La transition énergétique mondiale se poursuit, malgré le recul des États-Unis. Même si le rythme auquel la demande baisse ne fait pas l’unanimité, tout le monde s’accorde pour dire qu’elle suivra une trajectoire descendante jusqu’à la fin de ce siècle.  

La transition pourrait se faire sans baisse progressive des prix, comme certains l’envisagent. Au contraire, elle pourrait être accompagnée d’une période prolongée de volatilité, les déséquilibres entre l’offre et la demande entraînant des hausses et des baisses de prix soudaines, qui perturberaient les producteurs de pétrole et de gaz ainsi que les consommateurs.  

La vente d’énergies propres et de véhicules électriques pourraient également connaître des périodes de volatilité, les entreprises s’efforçant de prévoir la demande dans un contexte de politiques gouvernementales changeantes.  

La transition énergétique entraîne des hausses de la demande dans d’autres marchés, comme celui des minéraux essentiels pour les batteries et les énergies renouvelables.
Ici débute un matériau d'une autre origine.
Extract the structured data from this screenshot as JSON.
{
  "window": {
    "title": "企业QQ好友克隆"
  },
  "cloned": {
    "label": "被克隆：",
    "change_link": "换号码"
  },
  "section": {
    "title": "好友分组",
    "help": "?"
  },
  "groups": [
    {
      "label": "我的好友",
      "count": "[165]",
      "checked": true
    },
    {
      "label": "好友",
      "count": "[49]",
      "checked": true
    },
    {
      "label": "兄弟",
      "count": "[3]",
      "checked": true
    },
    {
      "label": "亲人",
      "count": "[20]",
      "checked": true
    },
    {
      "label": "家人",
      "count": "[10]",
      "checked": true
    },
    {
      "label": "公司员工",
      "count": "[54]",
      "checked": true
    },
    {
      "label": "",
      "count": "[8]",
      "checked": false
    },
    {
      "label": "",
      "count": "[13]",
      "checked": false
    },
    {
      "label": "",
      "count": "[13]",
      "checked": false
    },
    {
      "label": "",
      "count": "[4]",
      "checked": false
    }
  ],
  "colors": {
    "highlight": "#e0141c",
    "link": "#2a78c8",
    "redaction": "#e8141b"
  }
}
Il faudra user de stratégie, compte tenu du rôle prédominant des secteurs de l’énergie et des minéraux dans notre économie.  

Le coût du sous-investissement  

Comprendre les tendances en cours est une chose, mais agir en conséquence en est une autre. Malheureusement, au Canada, les investissements du secteur privé dans des domaines cruciaux comme l’adoption de l’IA, l’adoption de technologies propres, la commercialisation des technologies, l’adaptation aux changements climatiques et l’exploitation des minéraux essentiels sont peu nombreux.  
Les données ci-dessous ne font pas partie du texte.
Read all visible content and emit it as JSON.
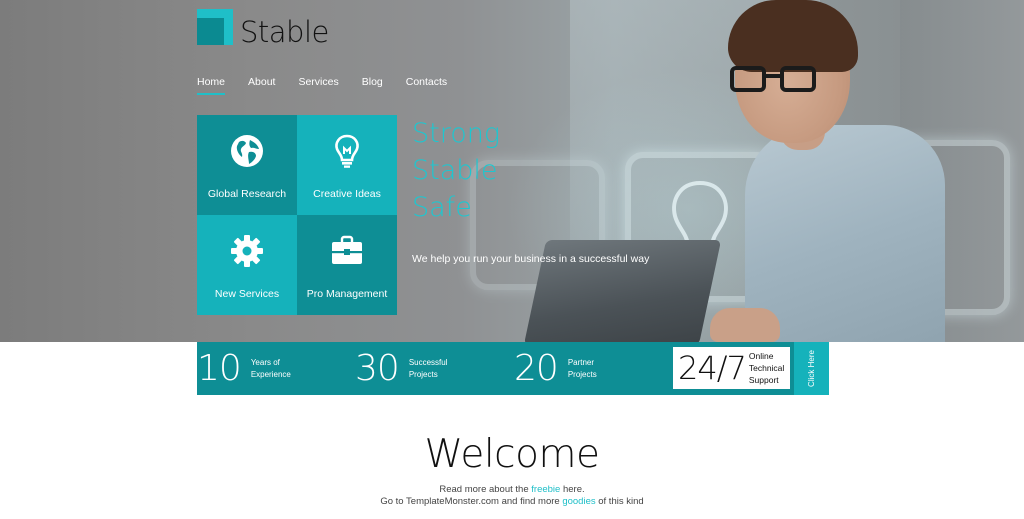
{
  "brand": {
    "name": "Stable",
    "accent_color": "#1fbfc8",
    "dark_color": "#0e8e95"
  },
  "nav": [
    {
      "label": "Home",
      "active": true
    },
    {
      "label": "About",
      "active": false
    },
    {
      "label": "Services",
      "active": false
    },
    {
      "label": "Blog",
      "active": false
    },
    {
      "label": "Contacts",
      "active": false
    }
  ],
  "tiles": [
    {
      "label": "Global Research",
      "icon": "globe-icon"
    },
    {
      "label": "Creative Ideas",
      "icon": "lightbulb-icon"
    },
    {
      "label": "New Services",
      "icon": "gear-icon"
    },
    {
      "label": "Pro Management",
      "icon": "briefcase-icon"
    }
  ],
  "hero": {
    "headline": [
      "Strong",
      "Stable",
      "Safe"
    ],
    "tagline": "We help you run your business in a successful way"
  },
  "stats": [
    {
      "number": "10",
      "label": "Years of\nExperience"
    },
    {
      "number": "30",
      "label": "Successful\nProjects"
    },
    {
      "number": "20",
      "label": "Partner\nProjects"
    }
  ],
  "support": {
    "number": "24/7",
    "label": "Online\nTechnical\nSupport",
    "cta": "Click Here"
  },
  "welcome": {
    "title": "Welcome",
    "line1_pre": "Read more about the ",
    "line1_link": "freebie",
    "line1_post": " here.",
    "line2_pre": "Go to TemplateMonster.com and find more ",
    "line2_link": "goodies",
    "line2_post": " of this kind"
  }
}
Sans action significative, le Canada pourrait sortir du Top 10 des économies mondiales et voir le niveau de vie de sa population décliner dans les décennies à venir.  

Il serait facile de blâmer le secteur privé, mais les entreprises ont souvent de bonnes raisons de retarder leurs investissements. Celles qui sont confrontées à une relation commerciale incertaine avec les États-Unis ont peut-être raison de reporter leurs investissements dans l’automatisation ou l’adoption de l’IA. La domination de la Chine sur les marchés des minéraux essentiels maintient les prix à un niveau trop bas ou trop incertain pour stimuler des investissements majeurs dans l’exploitation minière ou la transformation.  
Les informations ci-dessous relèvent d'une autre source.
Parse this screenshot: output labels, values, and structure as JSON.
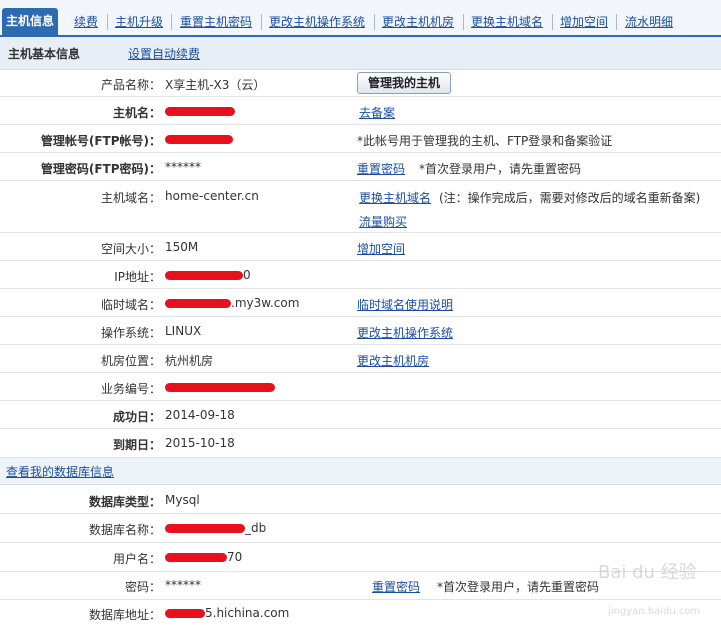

Que peut-on faire pour surmonter les obstacles à court terme aux investissements privés qui sont dans l’intérêt national à long terme du Canada ? C’est là qu’une politique industrielle intelligente peut jouer un rôle clé.  

Orienter les décisions dans l’intérêt national  

Les gouvernements canadiens utilisent déjà activement la politique industrielle pour orienter les investissements privés vers certaines activités, telles que l’infrastructure commerciale, la commercialisation des technologies, le développement des minéraux essentiels ou l’adoption de technologies agricoles.  

Les gouvernements utilisent des outils tels que les crédits d’impôt à l’investissement, les marchés publics ciblés, les contrats de différence, les accords d’exploitation, les prêts inférieurs au marché et bien d’autres encore. L’objectif est de réduire les obstacles qui freinent l’investissement privé dans des domaines stratégiques et de concevoir une politique qui fonctionne au moindre coût pour le contribuable.  

Le recours à la politique industrielle est susceptible d’augmenter à mesure que les gouvernements cherchent à s’implanter sur les nouveaux marchés mondiaux, à retenir les entreprises à fort potentiel et à améliorer leur productivité. Mais compte tenu des enjeux, il sera essentiel que les gouvernements fassent davantage d’efforts pour s’assurer que leur politique industrielle est la bonne.  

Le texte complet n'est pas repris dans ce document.